The Concept of “Prompt Tax”

“Prompt tax” is the hidden cost incurred when integrating new AI model functionalities into applications [01:00:00]. It arises from the need to migrate existing prompts to new models and the inherent fear of unknown consequences or regressions [10:04:12]. Unlike technical debt, prompt tax is driven by a desire to upgrade and unlock new capabilities now [10:59:16].
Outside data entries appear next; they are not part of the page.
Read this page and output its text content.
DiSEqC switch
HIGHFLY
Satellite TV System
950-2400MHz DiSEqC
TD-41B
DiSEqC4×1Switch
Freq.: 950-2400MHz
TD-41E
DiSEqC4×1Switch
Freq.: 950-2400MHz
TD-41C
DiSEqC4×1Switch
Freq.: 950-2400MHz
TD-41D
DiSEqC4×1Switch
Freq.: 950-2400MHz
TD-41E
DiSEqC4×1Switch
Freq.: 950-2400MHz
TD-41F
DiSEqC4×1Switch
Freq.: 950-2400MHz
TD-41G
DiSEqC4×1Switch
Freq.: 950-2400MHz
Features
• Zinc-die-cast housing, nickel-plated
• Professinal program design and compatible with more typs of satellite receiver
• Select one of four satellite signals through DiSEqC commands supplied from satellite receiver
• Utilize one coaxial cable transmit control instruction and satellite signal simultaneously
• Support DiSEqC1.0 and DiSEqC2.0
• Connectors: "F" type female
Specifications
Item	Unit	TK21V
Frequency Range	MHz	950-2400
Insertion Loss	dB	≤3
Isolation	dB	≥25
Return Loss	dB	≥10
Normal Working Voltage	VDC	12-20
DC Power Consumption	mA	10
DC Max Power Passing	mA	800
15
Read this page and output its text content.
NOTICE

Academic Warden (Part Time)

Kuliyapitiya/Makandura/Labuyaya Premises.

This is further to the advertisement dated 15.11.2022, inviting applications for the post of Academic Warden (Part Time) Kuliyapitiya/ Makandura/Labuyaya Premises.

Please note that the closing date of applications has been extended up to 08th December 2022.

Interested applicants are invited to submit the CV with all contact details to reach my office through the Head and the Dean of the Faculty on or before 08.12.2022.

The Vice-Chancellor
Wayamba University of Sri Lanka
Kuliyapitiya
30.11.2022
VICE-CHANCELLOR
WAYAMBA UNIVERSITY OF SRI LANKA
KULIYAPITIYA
Battle-Tested Tactics for AI Development

Orbital has developed several tactics to manage the challenges of rapid AI model evolution:

  • Prompt Adaptation for System 2 Models:
    • Specify what to do, not how: Unlike System 1 models requiring specific instructions, System 2 models need only a clear objective [12:12:04].
    • Leaner Prompts: Repetitive instructions used for System 1 models can be removed [12:26:01].
    • Unblocking the Model: Avoid too many constraints; allow System 2 models time to think and reason [12:40:02].
  • Leveraging Thought Tokens: System 1 models’ thought tokens can be used for explainability for users (especially in complex legal matters) or for debugging when issues arise [13:13:03].
  • Progressive Delivery with Feature Flags: Similar to software development, new AI model upgrades can be rolled out progressively to mitigate risk [13:46:04].
  • “Betting on the Model” Mantra: The team operates on the principle that AI models will get smarter, cheaper, faster, and more capable in the future. This allows them to build features that will improve as models evolve [14:55:03].
  • AI-Assisted Prompt Migration: System 2 models can help migrate domain-specific prompts from older models, significantly reducing manual effort [15:44:03].
  • Embracing Uncertainty and Shipping: Given the probabilistic nature of AI models, teams must be brave enough to ship new models despite unknowns, and then deal with consequences by mitigating risks on the fly [16:11:00].
  • Strong Feedback Loops: Building systems to receive rapid user feedback (e.g., thumbs up/down) and deliver it immediately to AI engineers and domain experts allows for quick identification and fixing of issues [17:09:08]. This enables fixes in minutes or hours, rather than days or weeks [17:48:00]. This contributes to strong customer success.

The Future of AI Engineering

Deis Havaris, CEO of Google DeepMind, notes the unique challenge of the AI space: the underlying tech stack is evolving incredibly fast, making it difficult to bet on product features [18:14:48]. This requires deeply technical product people who can anticipate where the technology will be in the future [19:05:07].

There is a growing opportunity for “product AI engineers” who understand both customer problems and model capabilities to turn them into valuable product features [19:57:33]. This connective tissue, whether within a single AI engineer or a team, is a promising proposition for the future of the AI engineering community [20:13:01].

Paying the Prompt Tax: Shipping with Confidence

As AI moves faster, and agentic product surface areas grow, having more confidence in shipping new models is crucial for continued innovation [20:44:00]. While “vibes” have worked for Orbital thus far due to real-time user feedback and quick tooling, there’s a question of whether this scales indefinitely [21:06:00].

The challenge of an objective evaluation system (eval system) for complex, probabilistic LLMs with many edge cases (correctness, style, conciseness, citations in legal documents) might be prohibitively expensive or slow to implement [21:32:00].

Progressive delivery—rolling out new models internally first, then to limited users, and gradually scaling—allows for fixing issues on the fly and calibrating rollout based on feedback volume [22:30:00]. This strategy aims to maximize the benefits of new models while mitigating risks [11:37:00]. The emphasis remains on “buy now” to stay on the edge of the AI frontier and maximize opportunity [23:37:39].